Where does the 3.5 update take the engine? It seems to be quite a reinvention.
Just over a year ago we took a very strong decision. We saw that, while lots of small teams are using Unity, a greater number of much bigger teams were starting to use Unity, and they were doing more ambitious things with the engine.
Those bigger teams needed things that we hadn’t focused on before. So we decided to focus on triple-A games with Unity 3.5 – which of course means high-end technologies – but also means a focus on large team workflows.
We knew at that time that we fell short in both those areas, so we started to hire engineers with triple-A backgrounds who have worked with triple-A engines at big studios; people like the Dice guys who’d worked on Frostbite and the IO guys who had worked on Glacier. We found that those guys were the best we could get.
So opening Unity to triple-A has taken a significant investment of effort?

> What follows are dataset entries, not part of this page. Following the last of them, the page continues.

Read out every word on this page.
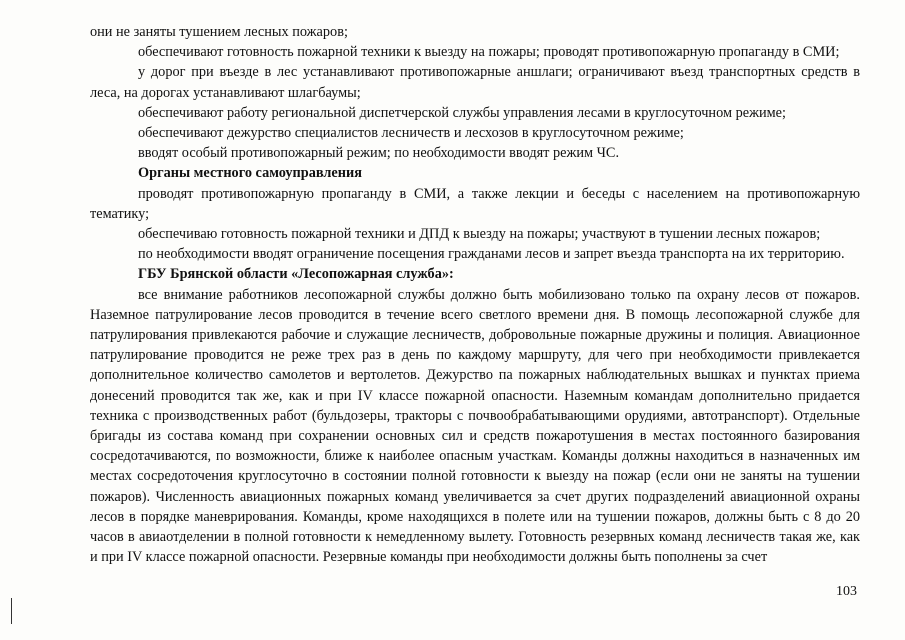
они не заняты тушением лесных пожаров;

обеспечивают готовность пожарной техники к выезду на пожары; проводят противопожарную пропаганду в СМИ;

у дорог при въезде в лес устанавливают противопожарные аншлаги; ограничивают въезд транспортных средств в леса, на дорогах устанавливают шлагбаумы;

обеспечивают работу региональной диспетчерской службы управления лесами в круглосуточном режиме;

обеспечивают дежурство специалистов лесничеств и лесхозов в круглосуточном режиме;

вводят особый противопожарный режим; по необходимости вводят режим ЧС.

Органы местного самоуправления

проводят противопожарную пропаганду в СМИ, а также лекции и беседы с населением на противопожарную тематику;

обеспечиваю готовность пожарной техники и ДПД к выезду на пожары; участвуют в тушении лесных пожаров;

по необходимости вводят ограничение посещения гражданами лесов и запрет въезда транспорта на их территорию.

ГБУ Брянской области «Лесопожарная служба»:

все внимание работников лесопожарной службы должно быть мобилизовано только па охрану лесов от пожаров. Наземное патрулирование лесов проводится в течение всего светлого времени дня. В помощь лесопожарной службе для патрулирования привлекаются рабочие и служащие лесничеств, добровольные пожарные дружины и полиция. Авиационное патрулирование проводится не реже трех раз в день по каждому маршруту, для чего при необходимости привлекается дополнительное количество самолетов и вертолетов. Дежурство па пожарных наблюдательных вышках и пунктах приема донесений проводится так же, как и при IV классе пожарной опасности. Наземным командам дополнительно придается техника с производственных работ (бульдозеры, тракторы с почвообрабатывающими орудиями, автотранспорт). Отдельные бригады из состава команд при сохранении основных сил и средств пожаротушения в местах постоянного базирования сосредотачиваются, по возможности, ближе к наиболее опасным участкам. Команды должны находиться в назначенных им местах сосредоточения круглосуточно в состоянии полной готовности к выезду на пожар (если они не заняты на тушении пожаров). Численность авиационных пожарных команд увеличивается за счет других подразделений авиационной охраны лесов в порядке маневрирования. Команды, кроме находящихся в полете или на тушении пожаров, должны быть с 8 до 20 часов в авиаотделении в полной готовности к немедленному вылету. Готовность резервных команд лесничеств такая же, как и при IV классе пожарной опасности. Резервные команды при необходимости должны быть пополнены за счет

103
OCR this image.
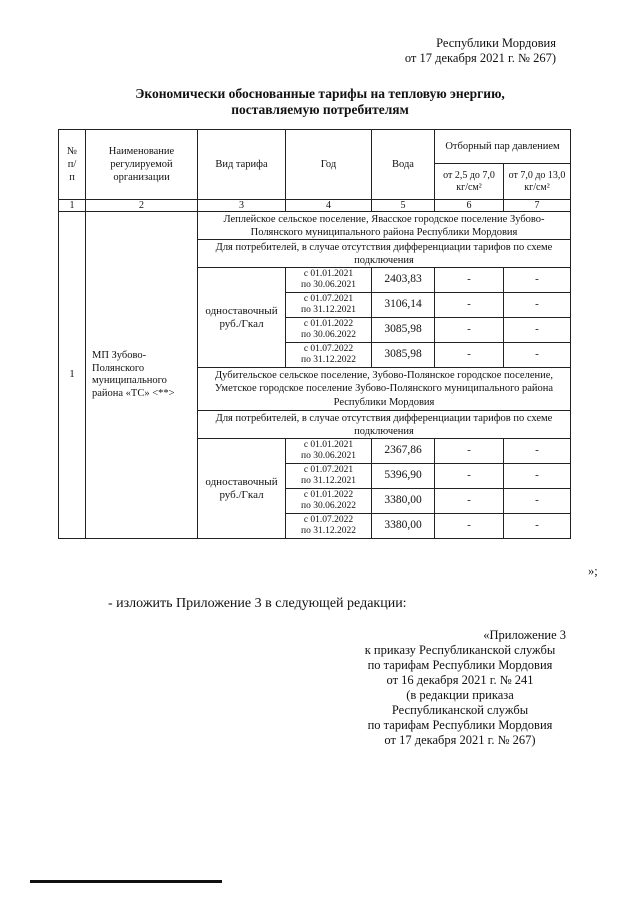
Республики Мордовия
от 17 декабря 2021 г. № 267)
Экономически обоснованные тарифы на тепловую энергию,
поставляемую потребителям
№
п/
п	Наименование регулируемой организации	Вид тарифа	Год	Вода	Отборный пар давлением	
					от 2,5 до 7,0 кг/см²	от 7,0 до 13,0 кг/см²
1	2	3	4	5	6	7
1	МП Зубово-Полянского муниципального района «ТС» <**>	Леплейское сельское поселение, Явасское городское поселение Зубово-Полянского муниципального района Республики Мордовия				
		Для потребителей, в случае отсутствия дифференциации тарифов по схеме подключения				
		одноставочный руб./Гкал	с 01.01.2021
по 30.06.2021	2403,83	-	-

			с 01.07.2021
по 31.12.2021	3106,14	-	-

			с 01.01.2022
по 30.06.2022	3085,98	-	-

			с 01.07.2022
по 31.12.2022	3085,98	-	-
		Дубительское сельское поселение, Зубово-Полянское городское поселение, Уметское городское поселение Зубово-Полянского муниципального района Республики Мордовия				
		Для потребителей, в случае отсутствия дифференциации тарифов по схеме подключения				
		одноставочный руб./Гкал	с 01.01.2021
по 30.06.2021	2367,86	-	-

			с 01.07.2021
по 31.12.2021	5396,90	-	-

			с 01.01.2022
по 30.06.2022	3380,00	-	-

			с 01.07.2022
по 31.12.2022	3380,00	-	-
»;
- изложить Приложение 3 в следующей редакции:
«Приложение 3
к приказу Республиканской службы
по тарифам Республики Мордовия
от 16 декабря 2021 г. № 241
(в редакции приказа
Республиканской службы
по тарифам Республики Мордовия
от 17 декабря 2021 г. № 267)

Yes. That was the time when internally in the company we laid out what we’ve called ‘the triple-A initiative’. We haven’t defined triple-A as a binary thing where you either are or are not that kind of studio. We knew that within a year we wanted to close the gap between Unity and other engines; be they in-house engines at studios or the kind that are focused solely on that very high quality. So that’s what we did, and it’s gone really very well.
Does the move towards triple-A also mean that you’re also now offering that level of quality to the smaller teams that were Unity’s traditional audience?
Absolutely. The one thing that was important to us was this: just because it is better doesn’t mean we want to charge more for it. If we did that it would betray the whole idea of Unity.
We didn’t really want to change our business model either. It should still be about more technology for the same price, for the same people in a way.
We also didn’t want to over complicate things, so we wouldn’t allow ourselves to go overboard with something that was too specialised. We didn’t want it to become too complex or unwieldy. We could do it, but it has to keep the same level of simplicity.
So you had to move slowly to balance triple-A performance and your mantra of ‘democratising games development’?
That was actually part of the reason we delayed the release. Some of the new triple-A features could be created in isolation in a week, but would take an insane amount of work and a lot of time to make sure they were properly integrated with the rest of the system so that it didn’t get too complex. We had to be careful to add the new triple-A features without making it something that Unity isn’t.
Take the new pathfinding abilities. They were easy – or at least relatively easy – to build quickly, but then it turns out that making the pathfinding work with things like Unity’s additive loading took a lot of work.
But the results are incredible, and it’s been worth the time.
It’s basically a triple-A engine with the simplicity we had before, which is awesome.
There’s been a lot of coverage everywhere of Unity’s move to support Flash deployment, but what about the new support of Google Chrome Native Client deployment? Why is that significant?
Mainly it is because Chrome is getting insane levels of adoption right now; the last number I saw was over 30 per cent.
The main thing about the Chrome browser is that it automatically updates itself, so if you’re supporting Chrome you are supporting just one browser that is this beautiful thing. Google added the technology called Native Client, which we’ve all been waiting for for years.
I think we showed our first demo of Unity running in Native Client almost three years ago. Now it is available you can build a web game with Unity that runs in there at close to native speed with pretty good graphics. It’s somewhat feature limited, so it’s not the full thing, but it’s pretty close.
And again it’s completely frictionless for anyone that knows Chrome.
With our own plug-in and the Flash export and the Chrome export we’ve pretty much cornered almost the entire browser market. There’s almost nowhere where Unity won’t run, and nowhere where it won’t run pretty well.